In 2012, Illinois cut funding for adult dental and podiatry services as part of a broader Medicaid overhaul.
But supporters of the restoration say instead, people wound up in the emergency room, which cost the state more money. Quinn says Illinois needs an integrated system, that focuses on "wellness."
"We want to make sure that we prevent bad things, whenever possible, so people are not having to pay enormous amounts of money to deal with life threatening diseases, and chronic ailments that we could have dealt with earlier," Quinn said.
But Republicans have expressed concerns about sustaining services during a difficult budget year.
Rep.
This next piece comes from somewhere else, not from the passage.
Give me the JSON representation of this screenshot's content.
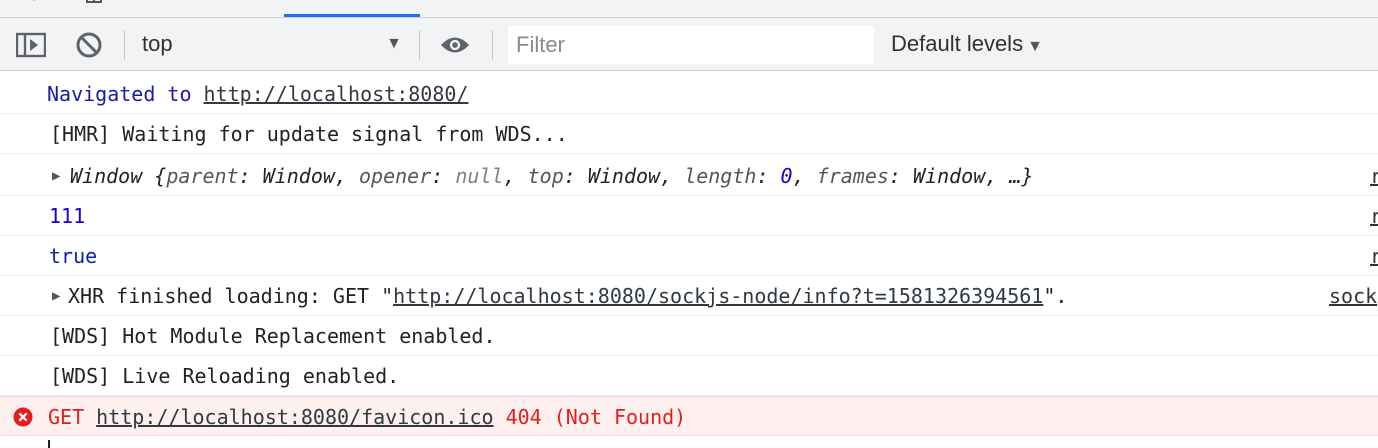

Patti Bellock, a Republican from Hinsdale, says when they approved the initial cuts, they were tasked with finding a way to save at least $1.6 billion in order to keep it from imploding.
"With the unraveling of some of the reforms, you are going to take away again form the money that we saved that was to go back to help those people," Bellock said.
Bellock says the main concern is that on top of Illinois taking too long to verify eligibility for Medicaid, and on top of Illinois allowing another 500,000 people to qualify for the program as part of the Affordable Care Act, there's a log-jam of applicants.
But Democrats say Illinois will save money in the long run. They say it's better than people resorting to more expensive emergency room care. And the federal government's helping the state pay for many new enrollees.
Medicaid is a state and federal program that pays medical expenses for the poor and disabled.